The Historical Society of Montgomery County began in 1881 just three years before the County's centennial celebration. Inspired by the upcoming anniversary, a group of notable county residents created the Historical Society to protect local history. It valued the educational opportunities involved in their pursuits, specifically mentioning the exhibition and research purposes available through their efforts. They believed that the Historical Society could cooperate with other local historical organizations and become a place where individuals could learn at a glance what other collections could offer. In addition to these, the society sought to collect public and private collections related to county's people, events, and places; public records from the county records that were to be destroyed; newspaper files printed throughout the county; and, census, church and cemetery records. 

In 1896, the Society acquired Borough Hall in Norristown to hold its collection in the large fireproof vault on the first floor of the building. After some renovations, the Society opened to the public for educational programs, library research, and collections exhibits. By 1915, the Society had a collection of over "two thousand volumes in addition to manuscripts, old newspapers, diaries, and other material of peculiar value" and over four hundred supporting members. 

Borough Hall would remain the home of Society until the 1950s, when the Society required a larger fireproof space for its collections. The Society moved to a building in a quaint Norristown neighborhood, constructing an entirely fireproof building. The Historical Society continued to expand its collections and membership throughout the twentieth century, including an addition to the current building in 2002. 

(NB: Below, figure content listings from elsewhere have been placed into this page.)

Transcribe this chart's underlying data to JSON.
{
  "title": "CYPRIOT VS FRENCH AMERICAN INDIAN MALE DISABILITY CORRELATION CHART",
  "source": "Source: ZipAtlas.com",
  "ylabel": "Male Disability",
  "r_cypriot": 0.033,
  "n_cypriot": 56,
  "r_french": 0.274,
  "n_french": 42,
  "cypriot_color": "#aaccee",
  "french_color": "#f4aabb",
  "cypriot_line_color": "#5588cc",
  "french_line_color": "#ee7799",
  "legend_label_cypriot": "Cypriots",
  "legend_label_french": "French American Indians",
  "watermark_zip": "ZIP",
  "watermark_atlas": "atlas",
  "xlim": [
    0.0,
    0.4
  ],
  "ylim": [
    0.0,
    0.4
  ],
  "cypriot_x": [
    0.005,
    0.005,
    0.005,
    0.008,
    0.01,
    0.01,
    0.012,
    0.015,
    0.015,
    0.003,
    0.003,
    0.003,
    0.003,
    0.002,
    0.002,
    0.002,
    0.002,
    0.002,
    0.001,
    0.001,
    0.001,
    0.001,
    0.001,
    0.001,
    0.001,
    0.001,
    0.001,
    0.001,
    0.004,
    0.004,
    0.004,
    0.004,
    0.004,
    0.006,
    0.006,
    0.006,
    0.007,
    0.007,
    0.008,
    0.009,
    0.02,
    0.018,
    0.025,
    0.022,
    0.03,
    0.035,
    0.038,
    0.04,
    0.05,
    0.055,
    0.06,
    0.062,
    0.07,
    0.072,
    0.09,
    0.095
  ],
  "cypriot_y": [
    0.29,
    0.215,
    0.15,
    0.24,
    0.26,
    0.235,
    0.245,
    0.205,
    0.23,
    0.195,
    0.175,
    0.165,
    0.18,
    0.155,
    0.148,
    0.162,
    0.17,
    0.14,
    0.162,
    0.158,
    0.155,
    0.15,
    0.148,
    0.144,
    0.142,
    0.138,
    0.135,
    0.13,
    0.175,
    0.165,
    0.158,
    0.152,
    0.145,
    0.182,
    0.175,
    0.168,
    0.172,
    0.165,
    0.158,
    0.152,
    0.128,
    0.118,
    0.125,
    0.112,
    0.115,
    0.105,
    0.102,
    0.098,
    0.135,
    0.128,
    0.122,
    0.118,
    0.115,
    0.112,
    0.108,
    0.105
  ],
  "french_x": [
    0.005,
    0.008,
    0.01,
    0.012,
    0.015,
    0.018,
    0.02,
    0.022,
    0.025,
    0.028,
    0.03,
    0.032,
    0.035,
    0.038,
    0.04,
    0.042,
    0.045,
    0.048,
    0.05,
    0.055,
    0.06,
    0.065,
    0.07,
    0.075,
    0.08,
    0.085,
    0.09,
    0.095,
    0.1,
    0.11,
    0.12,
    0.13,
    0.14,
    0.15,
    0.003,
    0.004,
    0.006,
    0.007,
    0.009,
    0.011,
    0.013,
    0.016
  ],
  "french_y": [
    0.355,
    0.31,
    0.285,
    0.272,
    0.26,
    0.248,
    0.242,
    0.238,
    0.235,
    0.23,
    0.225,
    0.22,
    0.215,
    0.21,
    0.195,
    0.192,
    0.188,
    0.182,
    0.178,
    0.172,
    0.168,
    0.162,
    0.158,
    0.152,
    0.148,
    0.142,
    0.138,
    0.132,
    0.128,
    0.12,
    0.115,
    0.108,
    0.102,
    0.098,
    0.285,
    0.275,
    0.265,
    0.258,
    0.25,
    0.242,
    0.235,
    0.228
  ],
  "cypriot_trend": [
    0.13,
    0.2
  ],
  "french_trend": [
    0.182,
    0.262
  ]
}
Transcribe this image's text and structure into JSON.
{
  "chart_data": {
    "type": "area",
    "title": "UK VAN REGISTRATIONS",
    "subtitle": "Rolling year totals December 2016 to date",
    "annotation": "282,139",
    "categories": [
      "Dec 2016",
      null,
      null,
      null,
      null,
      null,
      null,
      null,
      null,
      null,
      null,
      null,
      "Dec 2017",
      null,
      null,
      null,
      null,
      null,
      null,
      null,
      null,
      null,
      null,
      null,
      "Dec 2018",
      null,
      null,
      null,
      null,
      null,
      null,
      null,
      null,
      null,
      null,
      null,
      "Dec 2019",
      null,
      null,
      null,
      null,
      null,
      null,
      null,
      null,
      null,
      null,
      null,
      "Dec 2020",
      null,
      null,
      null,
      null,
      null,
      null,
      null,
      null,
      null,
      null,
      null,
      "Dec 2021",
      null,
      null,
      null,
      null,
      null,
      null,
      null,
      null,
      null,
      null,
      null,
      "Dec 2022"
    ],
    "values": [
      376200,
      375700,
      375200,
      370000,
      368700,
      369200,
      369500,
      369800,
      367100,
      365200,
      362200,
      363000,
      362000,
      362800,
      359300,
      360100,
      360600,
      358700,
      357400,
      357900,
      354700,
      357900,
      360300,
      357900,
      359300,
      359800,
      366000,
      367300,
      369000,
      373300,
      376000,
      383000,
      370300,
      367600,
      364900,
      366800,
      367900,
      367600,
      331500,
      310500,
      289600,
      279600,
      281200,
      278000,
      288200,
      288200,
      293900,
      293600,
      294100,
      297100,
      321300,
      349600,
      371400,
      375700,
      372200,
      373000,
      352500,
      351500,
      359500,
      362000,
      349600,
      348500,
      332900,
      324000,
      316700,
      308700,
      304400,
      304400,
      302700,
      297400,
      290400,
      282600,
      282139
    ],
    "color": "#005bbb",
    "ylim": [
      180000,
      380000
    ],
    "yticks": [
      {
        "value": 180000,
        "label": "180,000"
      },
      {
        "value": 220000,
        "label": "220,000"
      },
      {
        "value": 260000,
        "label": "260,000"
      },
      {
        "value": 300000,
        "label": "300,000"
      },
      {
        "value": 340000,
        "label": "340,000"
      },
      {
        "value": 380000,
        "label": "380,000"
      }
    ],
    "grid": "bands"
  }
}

The Historical Society also acquired the Montgomery Cemetery in 1997 after years of neglect and vandalism. The Historical Society's members were supported by community groups, Civil War groups, and private citizens throughout the restoration and beautification efforts at the cemetery. See more about the cemetery's history here.

Over the course of the twentieth century, the Society's collection now includes family genealogy files, early deeds, tax records, maps, census records, photographs, scrapbooks, newspapers and more. In our collection vaults, we hold valuable objects from furniture, paintings, inventions, scientific instruments, and textiles.